The plaid shirt brigade were out in force for this one – there was a buzz about the band, following a packed out show at the Swn Festival – but if they were expecting to only have to nod heads knowingly, they were in for a surprise, as Girls far surpassed expectations.
Spectrals, from Leeds, first provided more than adequate support. Going for the twee/country Glaswegian sound, their singer sounded a little like Stephen Pastel. Support bands may either choose to try and blast the headliners off the stage, or be more sedate in reverence of the main band. Spectrals definitely chose the latter option, in quite endearing fashion. Stand-out song for me was “Peppermint” from their latest EP. They even had a tour manager who was the spit of Rob Gretton, or at least, the version of Joy Division’s infamous manager as portrayed in the film, Control.
Given that Girls revolve around just 2 main members, I wasn’t expecting to see a total of 7 mics being set up. The three on the right of the stage were for 3 backing singers, who helped create a much fuller sound than that of the slightly watered down recorded tracks I’d been listening to on youtube. Girls’ videos are all highly-lit, dream-like sequences featuring parties, girls and, in one, a bright red Ford Mustang. They look a bit showy-offy, and you wonder if they’re just another music-for-adverts type of band. But live, they seem more genuine, and in fact quite soulful. Singer Christopher Owens may have abandoned his Children of God cult past, but he appears to still have a spiritual side. The backing singers, taken perhaps from a Gospel choir, reinforced this.
Many of the songs are relatively simple, old-fashioned love songs, which in a way is quite refreshing. “Love Like A River” reminded me very much of “I Never” by Rilo Kiley, but is in much the same vein as any ballad. But Girls can really rock out too. The middle section of the set featuring “Alex”, the popular “Lust 4 Life”, “Magic” and “Honey Bunny” finally got people dancing rather than just shuffling their shoulders, and even clapping along in places.
Without doubt the highlight for me was the 6 minute long “Vomit” two from the end, the ugly title belying the fact that it’s a beautiful song.
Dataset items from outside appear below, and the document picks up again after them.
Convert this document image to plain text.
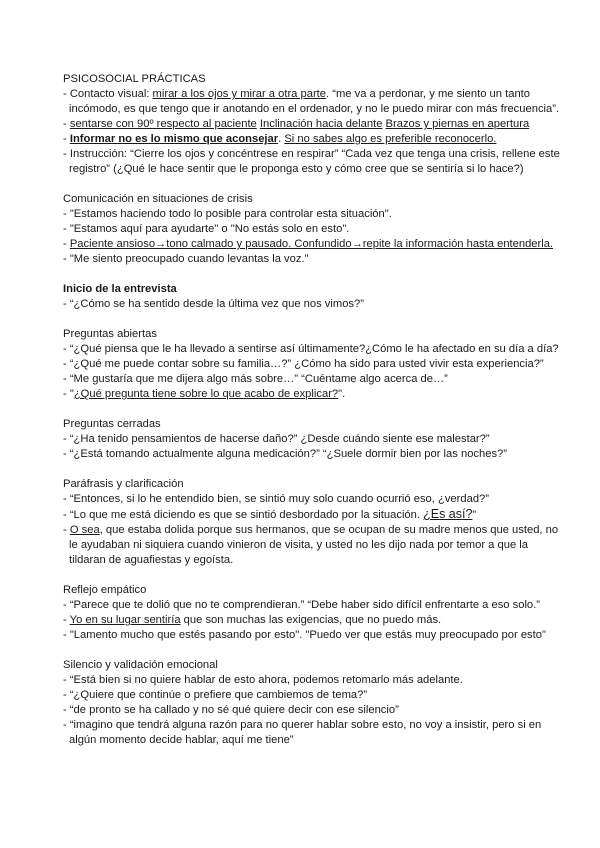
PSICOSOCIAL PRÁCTICAS
- Contacto visual: mirar a los ojos y mirar a otra parte. “me va a perdonar, y me siento un tanto incómodo, es que tengo que ir anotando en el ordenador, y no le puedo mirar con más frecuencia”.
- sentarse con 90º respecto al paciente Inclinación hacia delante Brazos y piernas en apertura
- Informar no es lo mismo que aconsejar. Si no sabes algo es preferible reconocerlo.
- Instrucción: “Cierre los ojos y concéntrese en respirar” “Cada vez que tenga una crisis, rellene este registro” (¿Qué le hace sentir que le proponga esto y cómo cree que se sentiría si lo hace?)
Comunicación en situaciones de crisis
- "Estamos haciendo todo lo posible para controlar esta situación".
- "Estamos aquí para ayudarte" o "No estás solo en esto".
- Paciente ansioso→tono calmado y pausado. Confundido→repite la información hasta entenderla.
- "Me siento preocupado cuando levantas la voz."
Inicio de la entrevista
- “¿Cómo se ha sentido desde la última vez que nos vimos?”
Preguntas abiertas
- “¿Qué piensa que le ha llevado a sentirse así últimamente?¿Cómo le ha afectado en su día a día?
- “¿Qué me puede contar sobre su familia…?” ¿Cómo ha sido para usted vivir esta experiencia?”
- “Me gustaría que me dijera algo más sobre…” “Cuéntame algo acerca de…”
- "¿Qué pregunta tiene sobre lo que acabo de explicar?".
Preguntas cerradas
- “¿Ha tenido pensamientos de hacerse daño?” ¿Desde cuándo siente ese malestar?”
- “¿Está tomando actualmente alguna medicación?” “¿Suele dormir bien por las noches?”
Paráfrasis y clarificación
- “Entonces, si lo he entendido bien, se sintió muy solo cuando ocurrió eso, ¿verdad?”
- “Lo que me está diciendo es que se sintió desbordado por la situación. ¿Es así?”
- O sea, que estaba dolida porque sus hermanos, que se ocupan de su madre menos que usted, no le ayudaban ni siquiera cuando vinieron de visita, y usted no les dijo nada por temor a que la tildaran de aguafiestas y egoísta.
Reflejo empático
- “Parece que te dolió que no te comprendieran.” “Debe haber sido difícil enfrentarte a eso solo.”
- Yo en su lugar sentiría que son muchas las exigencias, que no puedo más.
- "Lamento mucho que estés pasando por esto". "Puedo ver que estás muy preocupado por esto"
Silencio y validación emocional
- “Está bien si no quiere hablar de esto ahora, podemos retomarlo más adelante.
- “¿Quiere que continúe o prefiere que cambiemos de tema?”
- “de pronto se ha callado y no sé qué quiere decir con ese silencio”
- “imagino que tendrá alguna razón para no querer hablar sobre esto, no voy a insistir, pero si en algún momento decide hablar, aquí me tiene”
It builds fantastically, and towards the end, one of the backing singers stepped forward to sing alongside Owens and absolutely nailed her vocal part. But saying that, by way of complete contrast, the band then straight away launched into the finale, “Die”. As if to say, ‘yeah, that was good, but look what we boys can do with our guitars’, it was a spectacularly raucous way to close, and in fact I think the song could do without the quiet bit tagged on at the end.
The encore featured first Owens just on guitar, before the rest of the main band joined in behind him. Without the backing singers, for a moment, they seemed almost ordinary, so it was with relief that the smiling faces of their female companions once again joined in for the closing song.
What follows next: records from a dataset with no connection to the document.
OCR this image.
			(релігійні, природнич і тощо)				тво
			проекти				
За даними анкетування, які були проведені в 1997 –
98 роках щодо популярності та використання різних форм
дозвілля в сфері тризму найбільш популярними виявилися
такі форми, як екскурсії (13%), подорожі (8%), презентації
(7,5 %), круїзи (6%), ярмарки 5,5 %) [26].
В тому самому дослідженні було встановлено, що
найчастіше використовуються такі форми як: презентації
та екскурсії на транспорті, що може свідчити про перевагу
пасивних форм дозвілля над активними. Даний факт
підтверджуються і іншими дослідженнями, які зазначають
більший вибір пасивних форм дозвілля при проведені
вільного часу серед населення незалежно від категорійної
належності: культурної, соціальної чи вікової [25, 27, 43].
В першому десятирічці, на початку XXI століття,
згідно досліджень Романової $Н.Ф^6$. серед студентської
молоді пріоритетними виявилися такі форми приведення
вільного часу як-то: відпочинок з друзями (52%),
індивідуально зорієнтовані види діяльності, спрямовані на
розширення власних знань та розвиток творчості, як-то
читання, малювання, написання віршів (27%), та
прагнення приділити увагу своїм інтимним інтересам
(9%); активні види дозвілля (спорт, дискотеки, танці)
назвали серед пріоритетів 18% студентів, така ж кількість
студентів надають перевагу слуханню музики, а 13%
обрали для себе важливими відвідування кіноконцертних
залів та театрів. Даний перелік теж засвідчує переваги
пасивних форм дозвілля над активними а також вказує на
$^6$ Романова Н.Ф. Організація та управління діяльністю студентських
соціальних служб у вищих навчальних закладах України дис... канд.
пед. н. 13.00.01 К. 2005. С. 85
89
optional additional reading –
Supposedly Owens has been quite reliant on opiates in his time, and with the look also of Kurt Cobain, you just hope that this might not signal a short life expectancy. However, for me, it reinforces my view that, at least for the listener, bands that take lots of drugs are very much a good thing. Spacemen 3, Happy Mondays and many other bands of that era, are all shining examples.
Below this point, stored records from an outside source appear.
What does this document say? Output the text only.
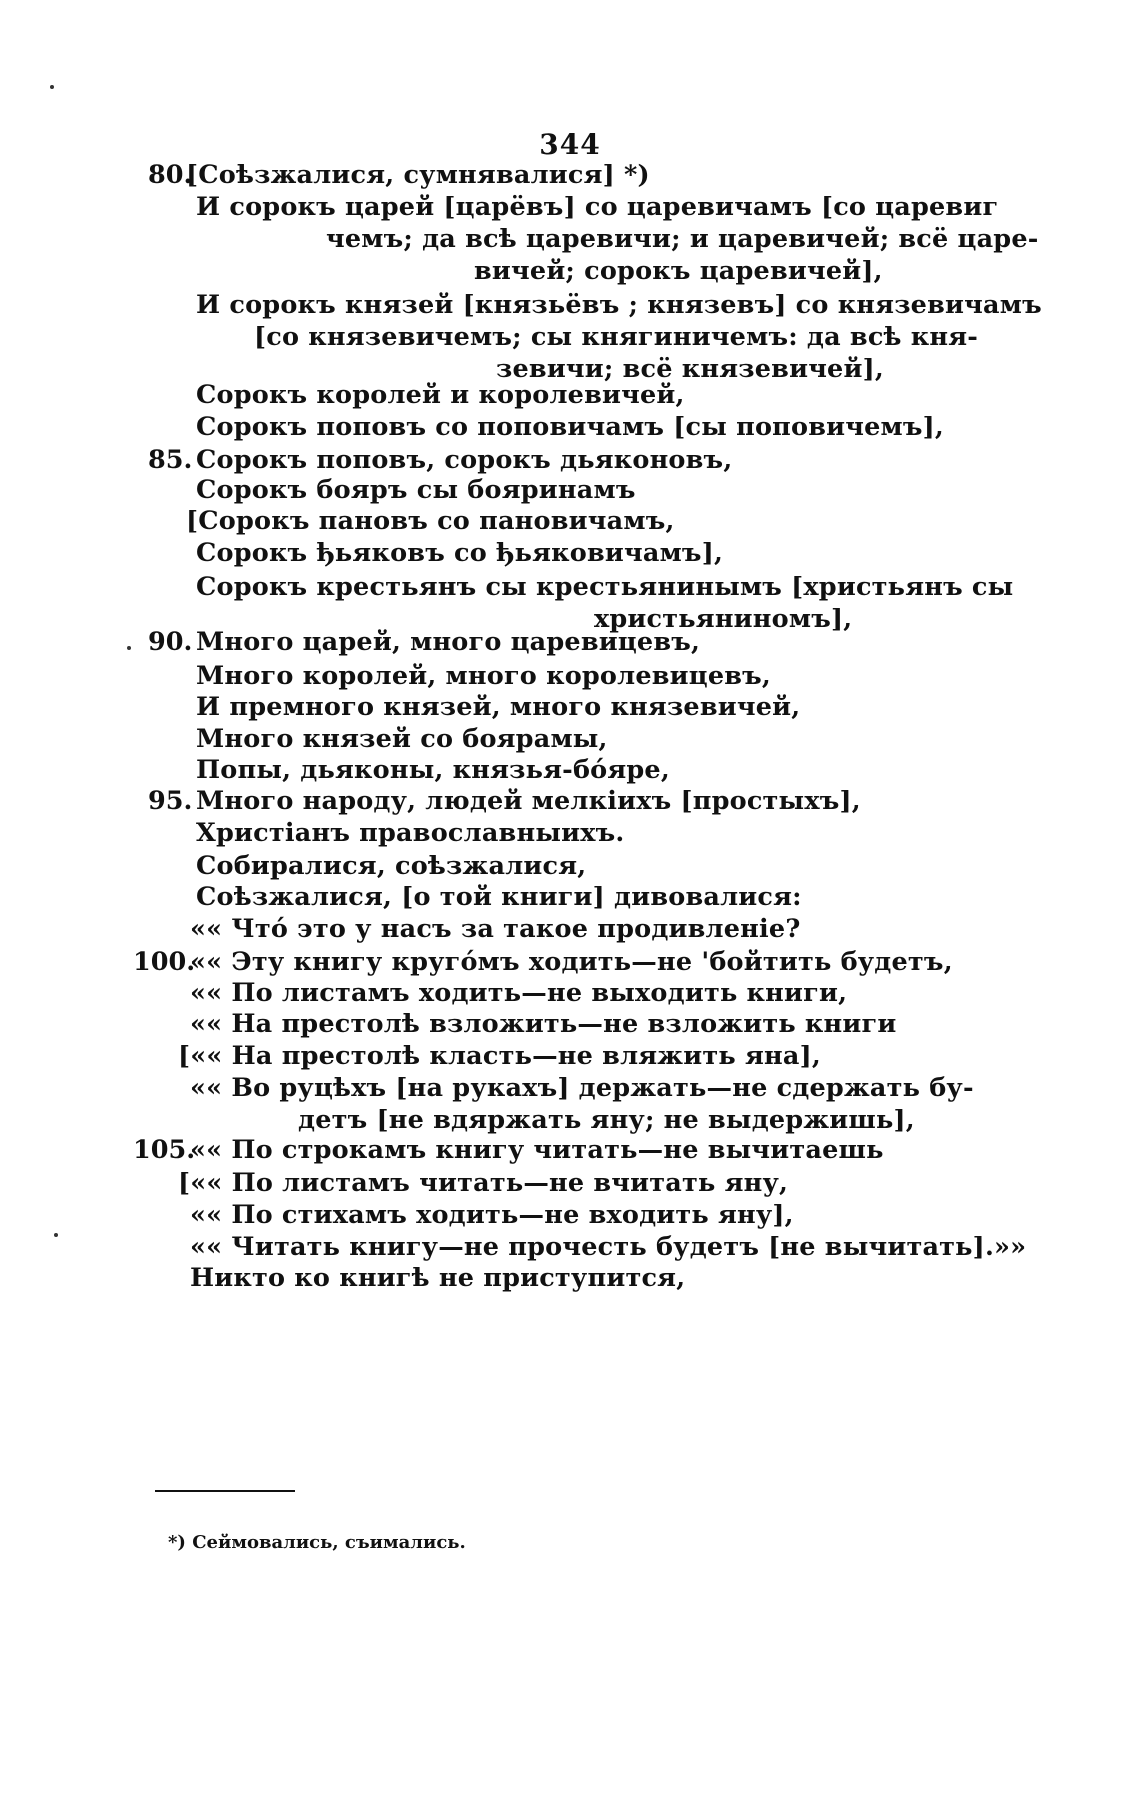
344
80.
85.
90.
95.
100.
105.
[Соѣзжалися, сумнявалися] *)
И сорокъ царей [царёвъ] со царевичамъ [со царевиг
чемъ; да всѣ царевичи; и царевичей; всё царе-
вичей; сорокъ царевичей],
И сорокъ князей [князьёвъ ; князевъ] со князевичамъ
[со князевичемъ; сы княгиничемъ: да всѣ кня-
зевичи; всё князевичей],
Сорокъ королей и королевичей,
Сорокъ поповъ со поповичамъ [сы поповичемъ],
Сорокъ поповъ, сорокъ дьяконовъ,
Сорокъ бояръ сы бояринамъ
[Сорокъ пановъ со пановичамъ,
Сорокъ ђьяковъ со ђьяковичамъ],
Сорокъ крестьянъ сы крестьянинымъ [христьянъ сы
христьяниномъ],
Много царей, много царевицевъ,
Много королей, много королевицевъ,
И премного князей, много князевичей,
Много князей со боярамы,
Попы, дьяконы, князья-бо́яре,
Много народу, людей мелкіихъ [простыхъ],
Христіанъ православныихъ.
Собиралися, соѣзжалися,
Соѣзжалися, [о той книги] дивовалися:
«« Что́ это у насъ за такое продивленіе?
«« Эту книгу круго́мъ ходить—не 'бойтить будетъ,
«« По листамъ ходить—не выходить книги,
«« На престолѣ взложить—не взложить книги
[«« На престолѣ класть—не вляжить яна],
«« Во руцѣхъ [на рукахъ] держать—не сдержать бу-
детъ [не вдяржать яну; не выдержишь],
«« По строкамъ книгу читать—не вычитаешь
[«« По листамъ читать—не вчитать яну,
«« По стихамъ ходить—не входить яну],
«« Читать книгу—не прочесть будетъ [не вычитать].»»
Никто ко книгѣ не приступится,
*) Сеймовались, съимались.
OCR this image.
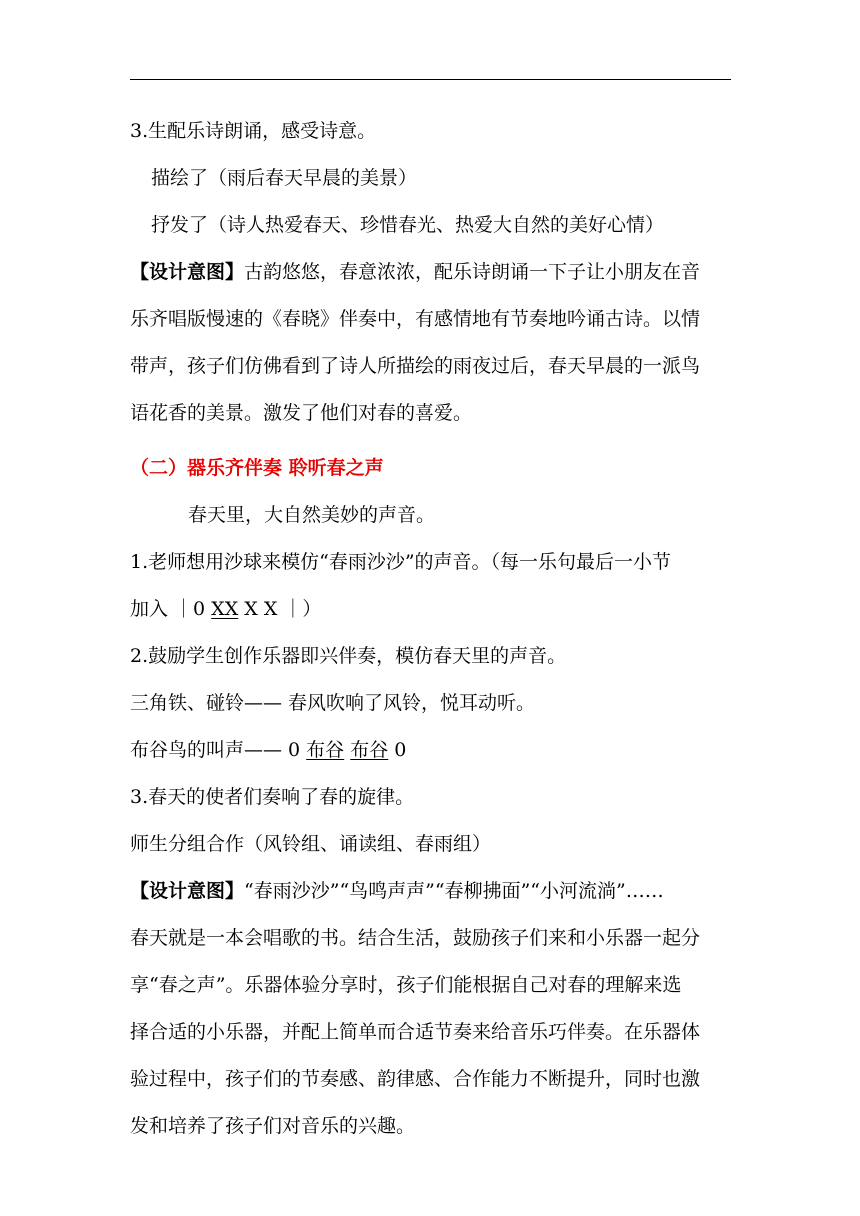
3.生配乐诗朗诵，感受诗意。
描绘了（雨后春天早晨的美景）
抒发了（诗人热爱春天、珍惜春光、热爱大自然的美好心情）
【设计意图】古韵悠悠，春意浓浓，配乐诗朗诵一下子让小朋友在音
乐齐唱版慢速的《春晓》伴奏中，有感情地有节奏地吟诵古诗。以情
带声，孩子们仿佛看到了诗人所描绘的雨夜过后，春天早晨的一派鸟
语花香的美景。激发了他们对春的喜爱。
（二）器乐齐伴奏 聆听春之声
春天里，大自然美妙的声音。
1.老师想用沙球来模仿“春雨沙沙”的声音。（每一乐句最后一小节
加入 ｜0 XX X X ｜）
2.鼓励学生创作乐器即兴伴奏，模仿春天里的声音。
三角铁、碰铃—— 春风吹响了风铃，悦耳动听。
布谷鸟的叫声—— 0 布谷 布谷 0
3.春天的使者们奏响了春的旋律。
师生分组合作（风铃组、诵读组、春雨组）
【设计意图】“春雨沙沙”“鸟鸣声声”“春柳拂面”“小河流淌”……
春天就是一本会唱歌的书。结合生活，鼓励孩子们来和小乐器一起分
享“春之声”。乐器体验分享时，孩子们能根据自己对春的理解来选
择合适的小乐器，并配上简单而合适节奏来给音乐巧伴奏。在乐器体
验过程中，孩子们的节奏感、韵律感、合作能力不断提升，同时也激
发和培养了孩子们对音乐的兴趣。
Not 100% sure of the band name, another one that confuses Google, and will have people for some time inevitably asking – are there girls in the band? – when you mention them, but I’m starting to think that perhaps band names are a secondary consideration these days. If the name is about Owens’ intention to get girls though, with this sound and set-up, he shouldn’t have a problem there. Perhaps he’s a fan of the old Denim lyric (whose singer, Lawrence, is the subject of a limited edition Girls single due for release soon), “And you can send all my letters, care of my lawyer in New York/ And you can keep all my letters, except the ones that are sent to me by girls.”